課題を解決

VMwareのソリューションで実現する働き方改革 〜 テレワークの課題と、新しいセキュリティと運用への移行(1/2)

2022/02/16

テレワークの浸透により、働く環境や働き方が多様化し、従業員の業務環境は分散化し続けています。その結果、在宅勤務や外出先でも、オフィスの中と同様にアクセスできる業務環境の整備が求められています。しかし、従業員の扱うアプリやデータをセキュアに保ちつつ、快適な業務体験を提供する上で、従来の環境は様々な課題を抱えており、新しい業務環境に適したセキュリティと運用への変化を検討する必要があります。本記事では、テレワーク下の業務環境における課題と対策について解説します。

従来の業務環境が抱える テレワーク面での課題

テレワークを実現する上で、業務環境について考慮するべきポイントを3つ検討していきましょう。

1. セキュリティの境界線の変化

従来の働き方では、オフィスに出社して働くことが主流でした。そのため、境界型セキュリティモデルに基づき、社内ネットワークの出入り口をファイアウォールで防御することで、従業員の扱うPC・アプリ・データの安全を確保してきました。しかし、テレワークが増えると、社外の様々な場所・様々なデバイスからアプリやデータにアクセスすることになります。その結果、ネットワークの境界は、社内ネットワークの出入り口から、エンドポイントに移行することになります。

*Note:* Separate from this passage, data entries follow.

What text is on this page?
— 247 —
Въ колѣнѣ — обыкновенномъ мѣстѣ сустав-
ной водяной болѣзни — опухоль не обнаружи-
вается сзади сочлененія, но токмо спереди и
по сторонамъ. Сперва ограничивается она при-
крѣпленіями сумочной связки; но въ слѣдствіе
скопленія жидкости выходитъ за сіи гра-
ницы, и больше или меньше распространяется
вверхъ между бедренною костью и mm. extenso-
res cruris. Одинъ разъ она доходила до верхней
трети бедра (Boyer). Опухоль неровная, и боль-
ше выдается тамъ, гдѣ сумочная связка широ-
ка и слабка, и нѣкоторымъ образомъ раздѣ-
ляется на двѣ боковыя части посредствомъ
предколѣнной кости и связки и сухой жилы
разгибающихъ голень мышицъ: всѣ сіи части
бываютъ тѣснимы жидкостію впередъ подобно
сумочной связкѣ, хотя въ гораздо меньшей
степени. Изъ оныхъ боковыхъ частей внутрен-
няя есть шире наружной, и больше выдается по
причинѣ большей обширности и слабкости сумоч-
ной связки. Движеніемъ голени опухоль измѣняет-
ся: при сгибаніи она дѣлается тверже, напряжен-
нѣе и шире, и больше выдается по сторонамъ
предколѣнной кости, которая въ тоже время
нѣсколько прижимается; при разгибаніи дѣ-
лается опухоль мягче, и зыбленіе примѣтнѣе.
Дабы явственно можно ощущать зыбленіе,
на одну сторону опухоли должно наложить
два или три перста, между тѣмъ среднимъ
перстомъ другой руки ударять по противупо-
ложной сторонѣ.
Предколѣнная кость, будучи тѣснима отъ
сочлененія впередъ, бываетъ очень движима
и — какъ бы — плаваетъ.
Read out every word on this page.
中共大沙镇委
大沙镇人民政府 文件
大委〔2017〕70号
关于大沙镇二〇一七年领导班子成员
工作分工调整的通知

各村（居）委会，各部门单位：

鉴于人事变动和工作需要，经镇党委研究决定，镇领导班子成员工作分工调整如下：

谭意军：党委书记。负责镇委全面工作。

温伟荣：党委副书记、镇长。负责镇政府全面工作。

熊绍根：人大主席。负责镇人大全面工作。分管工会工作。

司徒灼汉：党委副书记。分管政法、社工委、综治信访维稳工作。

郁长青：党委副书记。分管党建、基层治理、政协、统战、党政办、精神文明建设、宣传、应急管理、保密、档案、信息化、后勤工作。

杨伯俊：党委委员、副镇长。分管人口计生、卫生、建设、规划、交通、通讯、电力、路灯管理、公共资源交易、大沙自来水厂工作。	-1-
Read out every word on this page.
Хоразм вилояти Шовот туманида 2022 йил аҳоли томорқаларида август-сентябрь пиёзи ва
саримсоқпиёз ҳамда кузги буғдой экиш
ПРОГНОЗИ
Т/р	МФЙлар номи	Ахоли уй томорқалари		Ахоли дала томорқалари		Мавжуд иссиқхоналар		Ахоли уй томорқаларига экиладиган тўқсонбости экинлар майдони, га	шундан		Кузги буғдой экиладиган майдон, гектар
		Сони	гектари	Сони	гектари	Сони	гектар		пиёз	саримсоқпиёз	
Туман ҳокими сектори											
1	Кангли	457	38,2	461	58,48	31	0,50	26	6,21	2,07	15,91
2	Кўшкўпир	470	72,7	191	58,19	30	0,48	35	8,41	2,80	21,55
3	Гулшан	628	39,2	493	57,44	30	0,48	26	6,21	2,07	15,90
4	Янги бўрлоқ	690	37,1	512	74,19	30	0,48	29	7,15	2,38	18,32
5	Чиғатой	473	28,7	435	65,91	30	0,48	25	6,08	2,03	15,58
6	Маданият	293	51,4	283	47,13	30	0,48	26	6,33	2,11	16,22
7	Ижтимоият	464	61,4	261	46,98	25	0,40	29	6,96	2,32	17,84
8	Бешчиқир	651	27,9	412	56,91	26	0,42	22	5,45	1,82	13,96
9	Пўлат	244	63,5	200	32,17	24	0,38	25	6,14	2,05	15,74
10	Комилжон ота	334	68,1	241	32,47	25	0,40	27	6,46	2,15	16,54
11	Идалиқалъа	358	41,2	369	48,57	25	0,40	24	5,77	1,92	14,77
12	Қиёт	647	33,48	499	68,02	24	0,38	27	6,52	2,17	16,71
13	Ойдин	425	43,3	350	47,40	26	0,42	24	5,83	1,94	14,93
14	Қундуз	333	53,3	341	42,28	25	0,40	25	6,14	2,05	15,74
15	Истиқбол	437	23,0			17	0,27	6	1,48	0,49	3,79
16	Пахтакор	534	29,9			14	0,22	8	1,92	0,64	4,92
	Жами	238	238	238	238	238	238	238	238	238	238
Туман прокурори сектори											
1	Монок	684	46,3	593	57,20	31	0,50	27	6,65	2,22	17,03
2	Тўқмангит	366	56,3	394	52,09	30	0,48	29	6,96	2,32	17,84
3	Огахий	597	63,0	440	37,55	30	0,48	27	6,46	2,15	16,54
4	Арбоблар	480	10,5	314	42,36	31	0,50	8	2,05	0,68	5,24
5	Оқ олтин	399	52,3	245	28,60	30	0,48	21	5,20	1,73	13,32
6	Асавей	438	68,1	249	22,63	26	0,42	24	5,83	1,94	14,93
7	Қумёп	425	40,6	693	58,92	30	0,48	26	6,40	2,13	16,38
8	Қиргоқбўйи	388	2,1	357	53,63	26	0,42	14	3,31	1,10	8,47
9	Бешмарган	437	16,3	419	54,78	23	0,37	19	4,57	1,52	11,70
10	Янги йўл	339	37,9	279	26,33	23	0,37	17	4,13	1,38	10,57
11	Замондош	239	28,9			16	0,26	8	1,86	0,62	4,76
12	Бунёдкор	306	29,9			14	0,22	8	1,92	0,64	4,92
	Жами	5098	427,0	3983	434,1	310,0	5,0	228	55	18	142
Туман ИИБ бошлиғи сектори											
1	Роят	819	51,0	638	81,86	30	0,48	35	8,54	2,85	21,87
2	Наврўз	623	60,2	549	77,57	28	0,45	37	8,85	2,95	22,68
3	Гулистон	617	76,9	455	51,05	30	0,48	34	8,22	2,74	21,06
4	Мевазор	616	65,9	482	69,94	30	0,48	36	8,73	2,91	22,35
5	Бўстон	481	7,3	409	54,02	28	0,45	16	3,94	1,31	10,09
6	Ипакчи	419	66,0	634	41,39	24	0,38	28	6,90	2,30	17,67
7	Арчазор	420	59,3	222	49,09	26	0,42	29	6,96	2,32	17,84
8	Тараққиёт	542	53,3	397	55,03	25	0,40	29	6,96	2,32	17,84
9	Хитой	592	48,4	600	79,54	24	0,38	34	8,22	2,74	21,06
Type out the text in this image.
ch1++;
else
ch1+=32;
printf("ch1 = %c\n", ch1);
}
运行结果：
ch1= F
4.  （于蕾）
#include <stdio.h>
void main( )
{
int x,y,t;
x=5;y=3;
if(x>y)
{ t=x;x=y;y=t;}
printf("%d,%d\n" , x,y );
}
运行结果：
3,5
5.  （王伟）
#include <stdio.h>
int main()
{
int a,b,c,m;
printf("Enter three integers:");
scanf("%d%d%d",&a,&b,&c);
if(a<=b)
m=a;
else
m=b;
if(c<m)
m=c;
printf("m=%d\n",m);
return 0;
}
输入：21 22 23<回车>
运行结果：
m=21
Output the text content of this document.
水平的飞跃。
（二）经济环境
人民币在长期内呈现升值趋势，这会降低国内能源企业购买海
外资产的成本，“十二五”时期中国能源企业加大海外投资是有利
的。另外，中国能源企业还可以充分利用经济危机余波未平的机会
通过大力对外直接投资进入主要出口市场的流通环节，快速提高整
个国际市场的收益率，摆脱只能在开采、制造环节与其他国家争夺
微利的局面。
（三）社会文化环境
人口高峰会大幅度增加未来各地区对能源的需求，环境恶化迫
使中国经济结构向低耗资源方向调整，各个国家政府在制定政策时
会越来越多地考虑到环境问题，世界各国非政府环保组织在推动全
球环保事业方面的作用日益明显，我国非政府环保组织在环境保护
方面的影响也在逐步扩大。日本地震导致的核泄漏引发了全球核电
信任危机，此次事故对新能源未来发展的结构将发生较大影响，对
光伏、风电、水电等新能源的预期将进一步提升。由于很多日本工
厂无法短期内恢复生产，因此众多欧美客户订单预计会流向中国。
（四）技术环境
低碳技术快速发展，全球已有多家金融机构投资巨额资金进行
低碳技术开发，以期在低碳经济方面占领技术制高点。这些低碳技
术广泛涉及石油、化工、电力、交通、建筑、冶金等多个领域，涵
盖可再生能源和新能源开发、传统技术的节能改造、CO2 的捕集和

また、アプリやデータをクラウド経由で利用することも増え、ネットワークの境界自体が曖昧になりつつあります。そこで、従業員がオフィスの外で働くことを踏まえた、セキュリティのあり方とIT運用を検討する必要が高まっています。

例えば、テレワーク下では、社外から社内へのVPN接続が増えています。しかし境界型セキュリティの下では、たとえ不正な接続者であったとしても、VPN接続に成功すれば、社内の情報に自由にアクセスできてしまいます。これを防ぐためには、一度の認証だけではなく、接続先の環境やデバイスの状況など、様々な要素も考慮して、その都度アクセス制御するゼロトラスト セキュリティの考え方が必要になります。

2. 多様化するサイバー攻撃の脅威

働き方の変化により従来の境界型セキュリティが脆弱化したことで、エンドポイントセキュリティの重要性が高まっています。そんな中、マルウェアによる攻撃の多様化が進み、ファイルレス攻撃など、従来のアンチウイルスでは発見しにくいタイプの攻撃が増えています。ファイルレス攻撃の特徴は、その名の通りマルウェアの実体となるファイルがなく、OS標準のツールを悪用したLiving off the Land(自給自足)攻撃が主流であることです。そのため、ファイルの指名手配リストを作ることができず、アンチウイルスでの検出が困難になっています。セキュリティの在り方だけでなく、アンチウイルスについても根本的な見直しが迫られています。

このような最新の脅威が、テレワーク下でのVPN接続の増加などと結びつくことで、被害の拡大を招く恐れがあります。情報漏えいのケースを例に取ると、マルウェアが在宅勤務中の従業員のデバイスに感染し、社内のネットワークに接続後、他の従業員のデバイスに感染します。こうして横方向に感染を拡大した結果、社内の重要なデータにたどり着き、攻撃者に情報を破壊したり盗難したりする機会を与えてしまいます。このように、高度化するサイバー攻撃の下で安全なテレワークを実現するには、感染自体を防ぎつつ、感染してしまっても被害を拡大しないための対策が必要です。そのためには、NGAV(次世代アンチウイルス)やEDR(Endpoint Detection and Response)など、AI・ビッグデータを活用した新しいエンドポイントセキュリティの技術を取り入れることが必要になります。

3. 社外へのデバイス持ち出しの増加

EDRの活用にはクラウドへ接続するケースが多くなるため、ネットワークに接続する上で、PCやスマートフォンといった各デバイスの適切な管理も重要です。例えば、各デバイスへの最新の更新プログラムの適用や、適切なセキュリティポリシーの設定などが必要不可欠です。しかし、テレワーク化された環境ではデバイスが社内にない場合も多く、管理者のチェックが行き届かなくなり、タイムリーな更新プログラム適用ができなくなるケースも多いと言われています。これまでは社内にデバイスがある前提で管理されていましたが、今後は社外にあるデバイスがある前提での管理・運用が必要になります。その他にもテレワークでは、リモートで働く従業員の、PCのライフサイクル管理や、紛失時の対応、仕事をする環境に合わせたアクセス管理、問い合わせ対応など、様々なポイントを再検討しなければなりません。